Microorganisms are valuable manufacturing tools. Several biotechnology industries use Escherichia coli (E. coli) widely for production systems, so scientists have long played with the bacteria’s genome to make it more productive. However, the threat of infections from bacteriophages—viruses that infect bacteria—and the transfer of unwanted genetic material across organisms constitutes a heavy toll as it can halt production due to safety hazards and faulty products.
Because of this, researchers have spent years tinkering with E. coli in the hopes of making better, safer production tools and expanding the range of applications and the commercial potential of synthetic organisms. Now, in a study published in Nature on March 15, researchers from Harvard Medical School report a new E. coli strain that can resist viral infections but is unable to release its modified genes in the wild, reducing the risk of incorporating the modified genetic material into natural cells.

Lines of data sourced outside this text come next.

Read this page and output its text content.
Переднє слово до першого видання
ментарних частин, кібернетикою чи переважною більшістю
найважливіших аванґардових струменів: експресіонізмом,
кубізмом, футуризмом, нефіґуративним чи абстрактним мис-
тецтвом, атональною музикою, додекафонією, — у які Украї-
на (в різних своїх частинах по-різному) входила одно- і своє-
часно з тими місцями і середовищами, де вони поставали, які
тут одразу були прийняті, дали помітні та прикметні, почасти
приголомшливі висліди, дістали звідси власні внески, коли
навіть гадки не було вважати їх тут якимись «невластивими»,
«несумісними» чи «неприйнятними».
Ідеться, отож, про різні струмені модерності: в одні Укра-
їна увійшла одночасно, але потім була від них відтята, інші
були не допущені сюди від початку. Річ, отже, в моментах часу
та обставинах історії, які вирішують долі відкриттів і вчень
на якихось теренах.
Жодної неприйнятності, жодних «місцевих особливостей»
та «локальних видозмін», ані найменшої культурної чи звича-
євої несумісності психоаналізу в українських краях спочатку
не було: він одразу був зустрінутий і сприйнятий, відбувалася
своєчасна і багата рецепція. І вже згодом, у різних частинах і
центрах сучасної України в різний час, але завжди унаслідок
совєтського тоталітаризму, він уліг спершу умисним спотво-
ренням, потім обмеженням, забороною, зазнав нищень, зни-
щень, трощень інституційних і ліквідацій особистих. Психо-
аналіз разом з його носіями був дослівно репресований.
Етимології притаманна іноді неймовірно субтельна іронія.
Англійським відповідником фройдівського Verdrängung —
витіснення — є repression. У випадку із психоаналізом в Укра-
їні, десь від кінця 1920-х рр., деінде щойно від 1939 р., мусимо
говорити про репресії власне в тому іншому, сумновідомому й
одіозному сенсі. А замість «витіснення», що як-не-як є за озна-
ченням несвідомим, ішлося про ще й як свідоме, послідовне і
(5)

To create the new E. coli strain, dubbed Ec_Syn61?3-SL, the team started with the synthetic bacterium Syn61?3, generated by UK researchers in 2021, which has a reduced number of codons—the three-nucleotide sequences in DNA that correspond to a particular amino acid. Instead of the naturally occurring 64 sets, it only has 61, as three specific codons were excluded from its genome: two encoding for the amino acid serine and the other instructing protein assembly to stop. Furthermore, the UK team also removed from the bacterial genome the transfer RNA (tRNA) molecules that correspond to those codons. Since tRNAs are responsible for incorporating amino acids into a growing protein chain, bacteriophages that infected the reduced-codon bacteria would find its cellular machinery defective and unable to sustain viral replication, whereases the bacteria could still use the 61 codon sets to produce all the proteins it needed to live.
See “Streamlining the E. coli Genetic Code”

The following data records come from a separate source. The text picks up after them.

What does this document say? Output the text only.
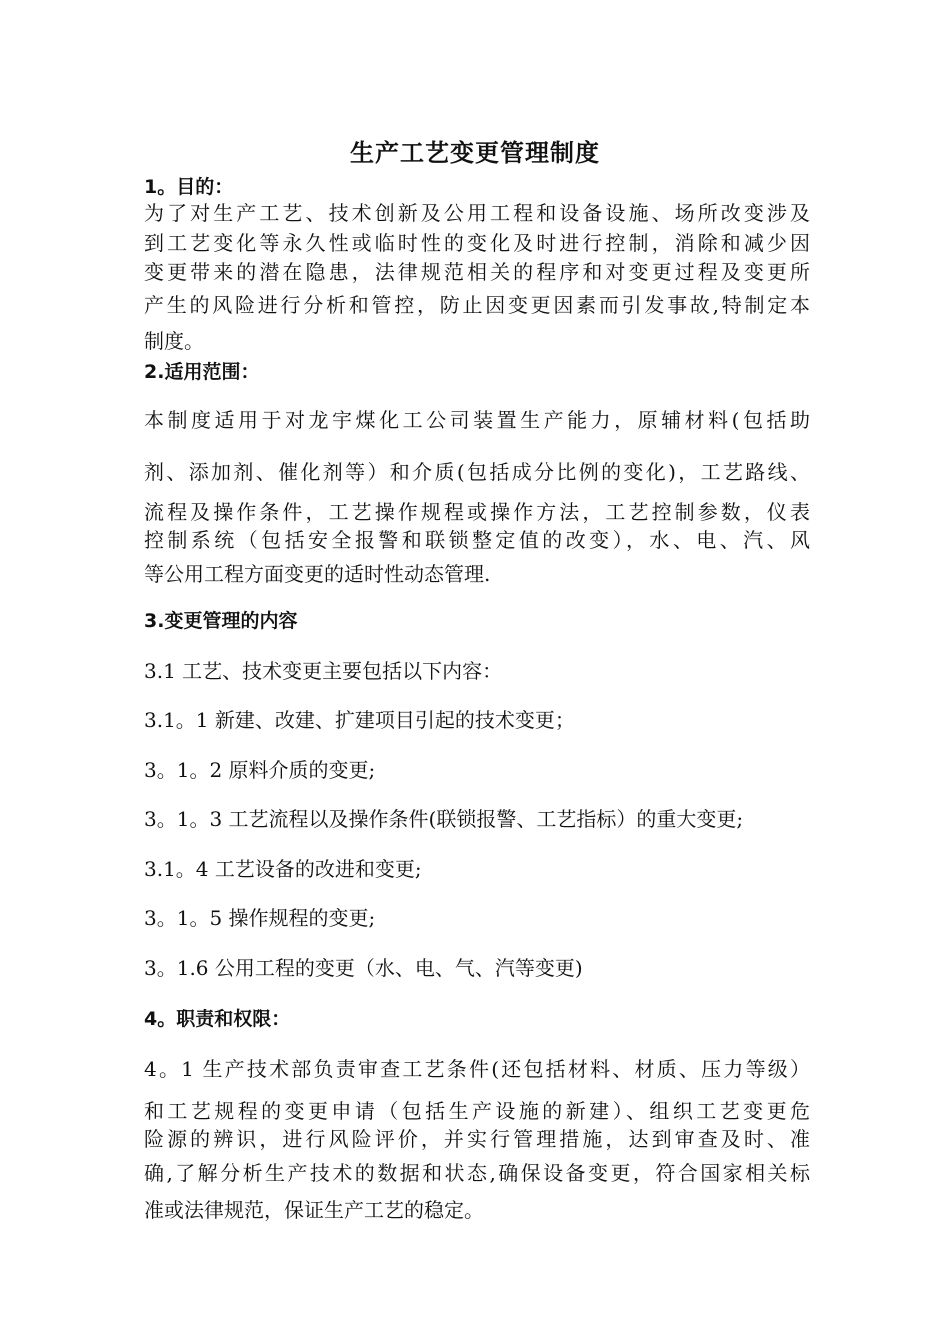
生产工艺变更管理制度
1。目的：
为了对生产工艺、技术创新及公用工程和设备设施、场所改变涉及
到工艺变化等永久性或临时性的变化及时进行控制，消除和减少因
变更带来的潜在隐患，法律规范相关的程序和对变更过程及变更所
产生的风险进行分析和管控，防止因变更因素而引发事故,特制定本
制度。
2.适用范围：
本制度适用于对龙宇煤化工公司装置生产能力，原辅材料(包括助
剂、添加剂、催化剂等）和介质(包括成分比例的变化)，工艺路线、
流程及操作条件，工艺操作规程或操作方法，工艺控制参数，仪表
控制系统（包括安全报警和联锁整定值的改变），水、电、汽、风
等公用工程方面变更的适时性动态管理.
3.变更管理的内容
3.1 工艺、技术变更主要包括以下内容：
3.1。1 新建、改建、扩建项目引起的技术变更；
3。1。2 原料介质的变更;
3。1。3 工艺流程以及操作条件(联锁报警、工艺指标）的重大变更;
3.1。4 工艺设备的改进和变更;
3。1。5 操作规程的变更;
3。1.6 公用工程的变更（水、电、气、汽等变更)
4。职责和权限：
4。1 生产技术部负责审查工艺条件(还包括材料、材质、压力等级）
和工艺规程的变更申请（包括生产设施的新建）、组织工艺变更危
险源的辨识，进行风险评价，并实行管理措施，达到审查及时、准
确,了解分析生产技术的数据和状态,确保设备变更，符合国家相关标
准或法律规范，保证生产工艺的稳定。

However, there is an incredible diversity of bacteriophages on Earth. “Bacterial viruses are everywhere, down the river here, on our shoes, in our garden,” Harvard University researcher Akos Nyerges, a coauthor of the new Nature paper, tells The Scientist. So Nyerges and colleagues at Harvard decided to test just how well the 2021 strain was able to fend off different types of viruses.
The team infected the Syn61?3 strain with viruses isolated from various environmental samples and found a group that could still infect it. When they characterized the successful virus’s genomic material, the team found that they all carried their own tRNA, allowing them to easily overcome the synthetic bacterium’s genetic limitation.
Because the original strain still had a degree of susceptibility to some bacteriophages, the researchers decided to work with the viral tRNAs to make the synthetic E. coli inaccessible to these bacteriophages too.
“We thought that if viruses are good at overcoming these barriers, we could exploit their strength to establish an artificial genetic code,” Nyerges says.
To make a new version of the E. coli strain that could resist even those successful bacteriophages, Nyerges and his team added to the bacteria’s genomic material trickster tRNAs: these were derived from the viruses’ own tRNAs, but were modified so that they would add leucine instead of serine when reading the viral genome. Both serine and leucine are found in nature but have very different compositions and properties. And that means that when these viruses infect the new Ec_Syn61?3-SL strain, the bacteria appear to provide the tRNAs they need but ultimately produce nonfunctional proteins. This approach created a unique genetic barrier between the synthetic bacteria and every bacteriophage. None of the viruses tested could overcome this molecular barrier and infect the engineered cells.
See “Best Bugs: How E. coli Evolves into a Stinkbug Symbiont”
However, a bacterium with no predator bacteriophages would have a major evolutionary advantage, so the researchers added built-in safety measures to keep it from flourishing in the environment in the event of a leak. The group inserted a codon for the unnatural amino acid biphenylalanine into the sequence of a bacterial protein essential for growth, making the new strain dependent on biphenylalanine. Consequently, synthetic E. coli growth is limited to environments where the unnatural amino acid is supplied to them, preventing the escape of synthetic genetic information into the wild, says Nyerges.
Though it’s impossible to rule out the existence of phage that can infect the synthetic bacterium somewhere in the Earth’s biome, “it’s doubtful that . . . viruses adapt to the synthetic genetic material,” says Nyerges.
“This paper added additional steps toward biocontainment, producing a more robust and self-contained system,” Rob Lavigne, a University of Leuven researcher who was not involved in the work, tells The Scientist. He adds that the techniques used to create the new E. coli could prove useful for other purposes as well, such as creating a fully synthetic genome for more complex organisms. In that regard, future research in bacterial biotechnology points towards generating strains with extra codons added in, giving scientists more opportunities to manipulate their biology. “This paper introduces a new concept that paves the way for future applications beyond E. coli. However, the concept will need further validations and tailored solutions,” says Lavigne.